Но вот к осени 1953 года, после прихода к власти Хрущева, обнаружилось, что "самое передовое в мире" сталинское сельское хозяйство – в жутком прорыве, и спасать его, в числе тысяч молодых специалистов, направили молодого мужа моей сестры. Они с маленьким ребенком уехали в Сумскую область, а я вернулся на Лермонтовскую, пригласив для компании приятеля-студента. Сам-то я тоже учился, но – вечером, а днем работал: чтецом-секретарем у слепого аспиранта кафедры философии университета – прямо у него на дому.
Вот там-то, в квартире молодого философа, и раздался однажды тот телефонный звонок.
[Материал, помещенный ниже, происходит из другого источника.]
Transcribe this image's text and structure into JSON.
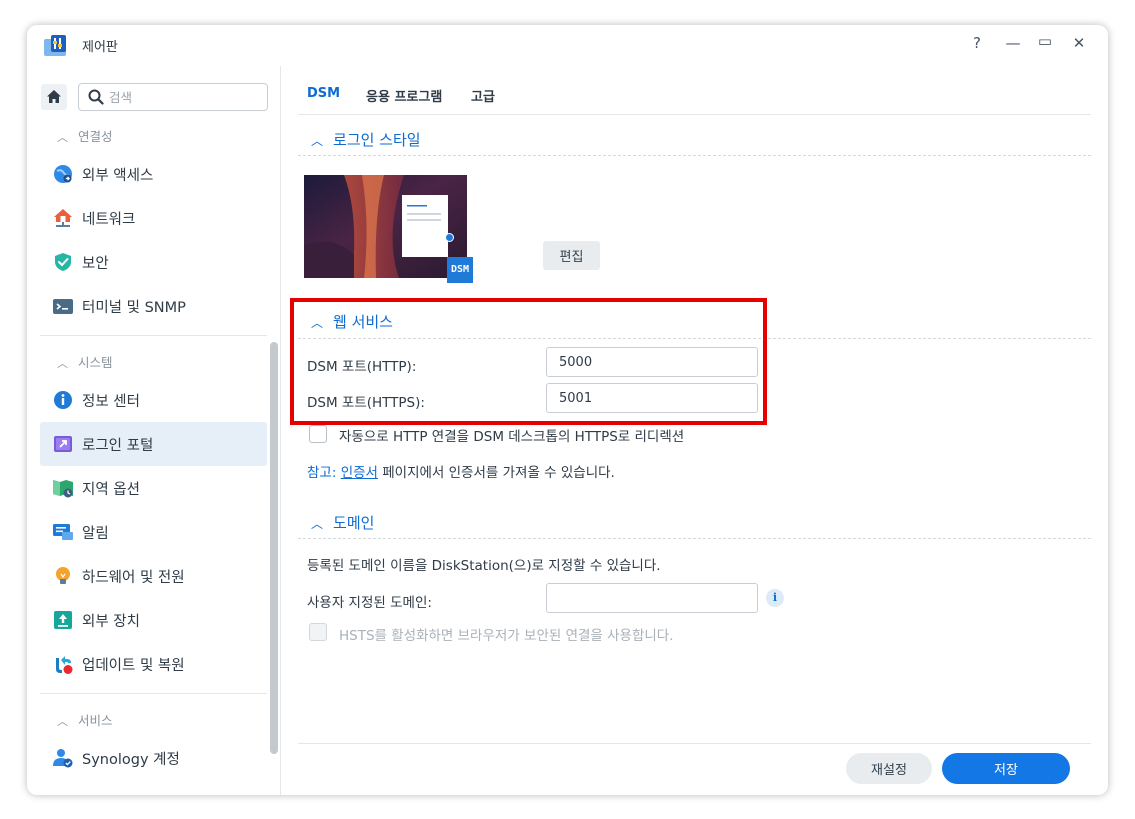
{
  "window": {
    "title": "제어판",
    "controls": {
      "help": "?",
      "minimize": "—",
      "maximize": "▭",
      "close": "✕"
    }
  },
  "sidebar": {
    "search_placeholder": "검색",
    "sections": [
      {
        "label": "연결성"
      },
      {
        "label": "시스템"
      },
      {
        "label": "서비스"
      }
    ],
    "items": [
      {
        "label": "외부 액세스",
        "icon": "globe-icon",
        "color": "#2e8ae6"
      },
      {
        "label": "네트워크",
        "icon": "house-network-icon",
        "color": "#e8603c"
      },
      {
        "label": "보안",
        "icon": "shield-icon",
        "color": "#27b5a5"
      },
      {
        "label": "터미널 및 SNMP",
        "icon": "terminal-icon",
        "color": "#4a6b86"
      },
      {
        "label": "정보 센터",
        "icon": "info-icon",
        "color": "#1f7ad8"
      },
      {
        "label": "로그인 포털",
        "icon": "login-portal-icon",
        "color": "#7b5ad6",
        "active": true
      },
      {
        "label": "지역 옵션",
        "icon": "map-clock-icon",
        "color": "#2ba66d"
      },
      {
        "label": "알림",
        "icon": "chat-icon",
        "color": "#1f7ad8"
      },
      {
        "label": "하드웨어 및 전원",
        "icon": "bulb-icon",
        "color": "#f4a32c"
      },
      {
        "label": "외부 장치",
        "icon": "upload-device-icon",
        "color": "#17a69a"
      },
      {
        "label": "업데이트 및 복원",
        "icon": "update-icon",
        "color": "#1b7cc8"
      },
      {
        "label": "Synology 계정",
        "icon": "user-account-icon",
        "color": "#2e8ae6"
      }
    ]
  },
  "tabs": [
    {
      "label": "DSM",
      "active": true
    },
    {
      "label": "응용 프로그램"
    },
    {
      "label": "고급"
    }
  ],
  "login_style": {
    "title": "로그인 스타일",
    "edit_label": "편집",
    "badge": "DSM"
  },
  "web_service": {
    "title": "웹 서비스",
    "http_label": "DSM 포트(HTTP):",
    "http_value": "5000",
    "https_label": "DSM 포트(HTTPS):",
    "https_value": "5001",
    "redirect_label": "자동으로 HTTP 연결을 DSM 데스크톱의 HTTPS로 리디렉션",
    "note_prefix": "참고:",
    "note_link": "인증서",
    "note_suffix": "페이지에서 인증서를 가져올 수 있습니다."
  },
  "domain": {
    "title": "도메인",
    "description": "등록된 도메인 이름을 DiskStation(으)로 지정할 수 있습니다.",
    "custom_label": "사용자 지정된 도메인:",
    "custom_value": "",
    "hsts_label": "HSTS를 활성화하면 브라우저가 보안된 연결을 사용합니다."
  },
  "footer": {
    "reset_label": "재설정",
    "save_label": "저장"
  },
  "colors": {
    "accent": "#0e6bd2",
    "primary_button": "#1477e6",
    "highlight": "#e60000"
  }
}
Звонили мне.
– Здравствуйте, товарищ Рахлин, – сказал мне мужской голос. – Вы меня знаете: я ваш управдом Чуняк с Лермонтовской улицы (фамилия изменена). Мы не могли бы сейчас встретиться – в ваших же интересах?
Если можете – подойдите сейчас в 22-е почтовое отделение: вам недалеко, а я здесь вас уже жду.
Крайне заинтригованный, отпрашиваюсь у своего партнера и быстрым шагом направляюсь к почте, вспоминая по дороге облик нашего управдома. В памяти забрезжило что-то рыжеватое, лысоватое, еврееватое…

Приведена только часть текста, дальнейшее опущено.